SYDNEY • Australia's central bank yesterday left interest rates unchanged and failed to provide policy guidance, sending the currency higher as traders bet that last month's cut could be the last.
The Reserve Bank of Australia left the benchmark rate at a record-low 1.75 per cent. A majority of the 26 economists surveyed by Bloomberg expect the bank to resume cutting in August after it eased policy by a quarter-point in May in response to record-low core inflation.
"It was a little bit surprising there wasn't an explicit easing bias," said Ms Sally Auld, head of fixed income and currency strategy for Australia at JPMorgan Chase. "I think they'll pay the price for that in the wake of recent developments in the United States," she said, referring to a weak American jobs report and the subsequent rebound in the Australian dollar.
Data last week showed that Australia's gross domestic product expanded by an annual 3.1 per cent in the first quarter, the fastest pace in 3½ years, and lending to firms rose in April by the most since 2009, indicating a possible pick-up in investment.

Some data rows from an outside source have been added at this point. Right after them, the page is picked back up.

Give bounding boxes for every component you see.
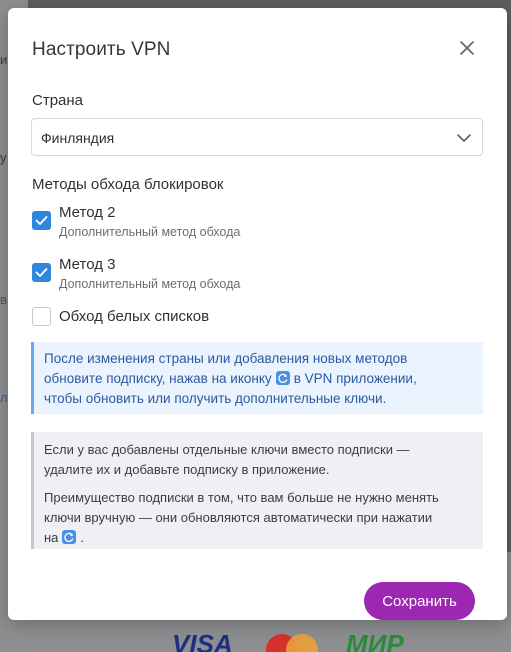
info-text: на: [44, 530, 59, 545]
save-button[interactable]: Сохранить: [364, 582, 475, 620]
info-text: Преимущество подписки в том, что вам бол…: [44, 490, 439, 505]
method-2-description: Дополнительный метод обхода: [59, 225, 241, 239]
info-text: После изменения страны или добавления но…: [44, 351, 408, 366]
background-text: в: [0, 292, 7, 307]
background-text: и: [0, 52, 8, 67]
close-icon: [460, 41, 474, 55]
info-text: Если у вас добавлены отдельные ключи вме…: [44, 442, 410, 457]
mastercard-logo-circle: [286, 634, 318, 652]
refresh-icon: [275, 371, 290, 385]
method-3-checkbox[interactable]: [32, 263, 51, 282]
refresh-icon: [62, 530, 77, 544]
checkmark-icon: [35, 216, 48, 225]
info-text-line: обновите подписку, нажав на иконку в VPN …: [44, 371, 417, 386]
info-text: обновите подписку, нажав на иконку: [44, 371, 272, 386]
info-text: .: [80, 530, 85, 545]
info-text: ключи вручную — они обновляются автомати…: [44, 510, 433, 525]
method-3-description: Дополнительный метод обхода: [59, 277, 241, 291]
vpn-settings-dialog: Настроить VPN Страна Финляндия Методы об…: [8, 8, 507, 620]
mir-logo: МИР: [346, 630, 404, 652]
info-text: удалите их и добавьте подписку в приложе…: [44, 462, 330, 477]
close-button[interactable]: [457, 38, 477, 58]
country-select[interactable]: Финляндия: [31, 118, 483, 156]
info-alert-update: После изменения страны или добавления но…: [31, 342, 483, 414]
visa-logo: VISA: [172, 630, 233, 652]
checkmark-icon: [35, 268, 48, 277]
method-2-label: Метод 2: [59, 204, 116, 221]
dialog-title: Настроить VPN: [32, 39, 171, 60]
info-text: чтобы обновить или получить дополнительн…: [44, 391, 387, 406]
chevron-down-icon: [457, 134, 471, 142]
methods-label: Методы обхода блокировок: [32, 176, 224, 193]
info-alert-subscription: Если у вас добавлены отдельные ключи вме…: [31, 432, 483, 549]
info-text: в VPN приложении,: [293, 371, 417, 386]
info-text-line: на.: [44, 530, 84, 545]
payment-logos: VISA МИР: [170, 630, 430, 652]
country-select-value: Финляндия: [41, 130, 115, 146]
background-text: у: [0, 150, 7, 165]
whitelist-bypass-checkbox[interactable]: [32, 307, 51, 326]
whitelist-bypass-label: Обход белых списков: [59, 308, 210, 325]
country-label: Страна: [32, 92, 84, 109]
method-3-label: Метод 3: [59, 256, 116, 273]
method-2-checkbox[interactable]: [32, 211, 51, 230]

The Australian dollar rose and the nation's bonds remained weaker after yesterday's decision. The currency gained 0.4 per cent to 73.93 US cents in Sydney and was trading 1.01 per Singdollar. The benchmark 10-year bond yield climbed two basis points to 2.17 per cent.
Meanwhile, Australia's securities regulator yesterday said it had laid charges against the National Australia Bank for allegedly manipulating benchmark interest rates used to price financial products, an allegation the bank says it disputes. The court action is the third launched by the Australian Securities and Investments Commission against a major Australian bank this year over claims that they fixed the bank bill swap reference rate to their financial advantage.